Here \(f_x\) and \(f_y\) are the effective focal length of the imaging system measured in units of detector pixels in the horizontal and vertical directions, and are expected to be equal for square pixels and non-anamorphic optics. \(c_x\) and \(c_y\) are the pixel coordinates of the centre of the perspective projection on the sensor, expected to be close to the detector centre. The parameters in the camera matrix, along with those describing the distortion model, constitute the intrinsic camera parameters, i.e. they are characteristic of the camera and optical system and are independent of how that system is placed in the lab.

Rectilinear Lens Distortion Model

The image distortion model for rectilinear lenses takes in to account radial (barrel or pincushion) distortion, and tangential (wedge-prism like, usually due to de-centring of optical components) distortions. The equation relating the undistorted and distorted normalised image coordinates in this model is:

\[\begin{split}\begin{pmatrix}x_d\\y_d\end{pmatrix} = \left[ 1 + k_1r^2 + k_2r^4 + k_3r^6\right]\begin{pmatrix}x_n\\y_n\end{pmatrix} + \begin{pmatrix}2p_1x_ny_n + p_2(r^2 + 2x_n^2)\\p_1(r^2 + 2y^2) + 2p_2x{_n}y{_n}\end{pmatrix}, \label{eq:perspective_distortion}\end{split}\]

where \(r = \sqrt{x_n^2 + y_n^2}\), and \(k_n\) and \(p_n\) are radial and tangential distortion coefficients, respectively.
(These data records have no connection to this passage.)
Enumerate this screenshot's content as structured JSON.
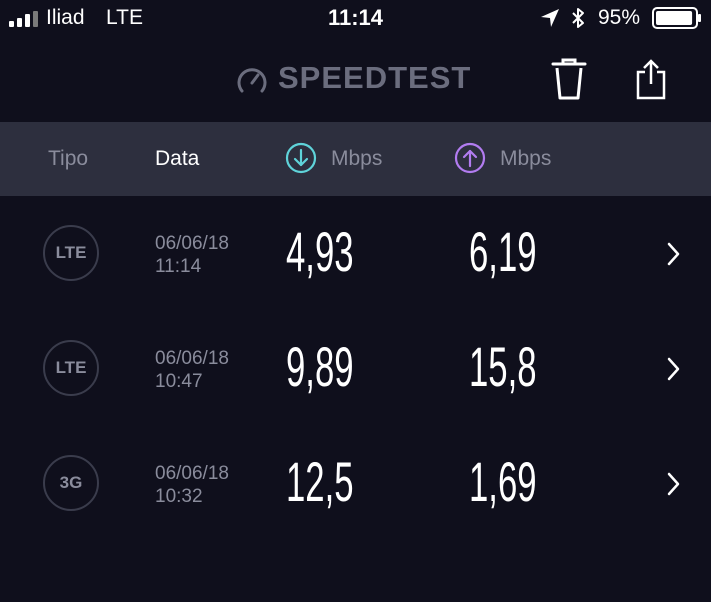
{
  "status_bar": {
    "carrier": "Iliad",
    "network": "LTE",
    "time": "11:14",
    "battery": "95%",
    "battery_level": 0.95
  },
  "header": {
    "app_name": "SPEEDTEST"
  },
  "columns": {
    "type": "Tipo",
    "date": "Data",
    "download_unit": "Mbps",
    "upload_unit": "Mbps"
  },
  "colors": {
    "background": "#0f0f1c",
    "header_band": "#2d2f3e",
    "download_accent": "#5fd3d9",
    "upload_accent": "#b27cf0"
  },
  "results": [
    {
      "type": "LTE",
      "date": "06/06/18",
      "time": "11:14",
      "download": "4,93",
      "upload": "6,19"
    },
    {
      "type": "LTE",
      "date": "06/06/18",
      "time": "10:47",
      "download": "9,89",
      "upload": "15,8"
    },
    {
      "type": "3G",
      "date": "06/06/18",
      "time": "10:32",
      "download": "12,5",
      "upload": "1,69"
    }
  ]
}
The polynomial in \(r^2\) in the first term describes the radial distortion while the second term represents tangential distortion.
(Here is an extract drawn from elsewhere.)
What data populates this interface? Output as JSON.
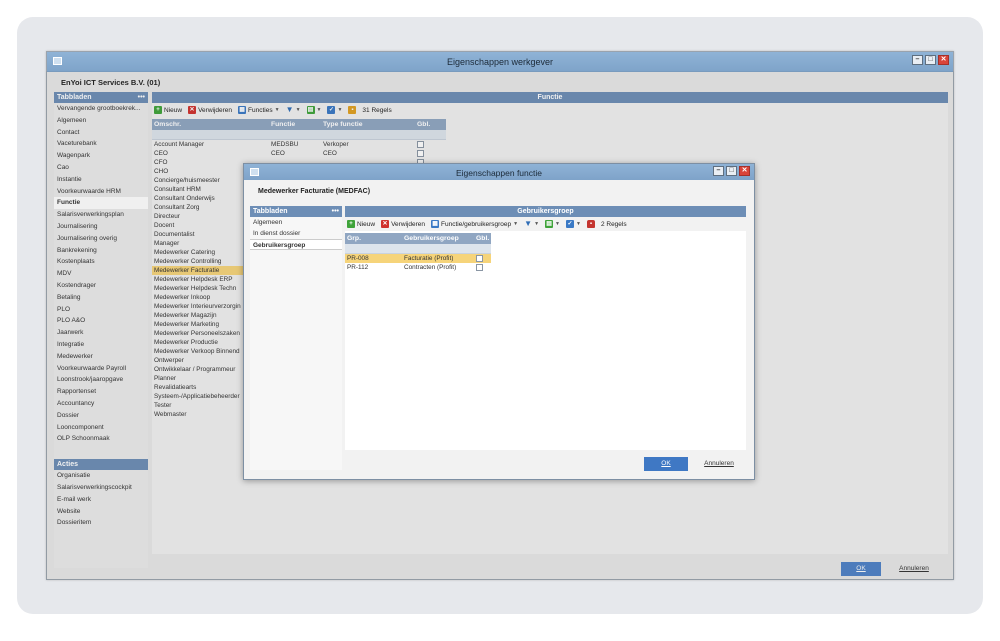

Fisheye Lens Distirtion Model

The fisheye distortion model only includes radial fisheye distortion. Unlike the rectilinear lens model, the polynomial describing the radial distortion is a function of an anglular distance from the centre of perspective, rather than a linear distance in the image:

\[\begin{split}\begin{pmatrix}x_d\\y_d\end{pmatrix} = \frac{\theta}{r}\left[ 1 + k_1\theta^2 + k_2\theta^4 + k_3\theta^6 + k_4\theta^8\right]\begin{pmatrix}x_n\\y_n\end{pmatrix}, \label{eqn:fisheye_distortion}\end{split}\]

where \(r = \sqrt{x_n^2 + y_n^2}\) and \(\theta = \tan^{-1}(r)\).

Underlying OpenCV Documentation

Calcam does not implement the above camera models within its own code; under the hood it uses the OpenCV camera calibration functions. It may therefore be helpful to also refer to the OpenCV camera calibration documentation, which can be found on the OpenCV webpages.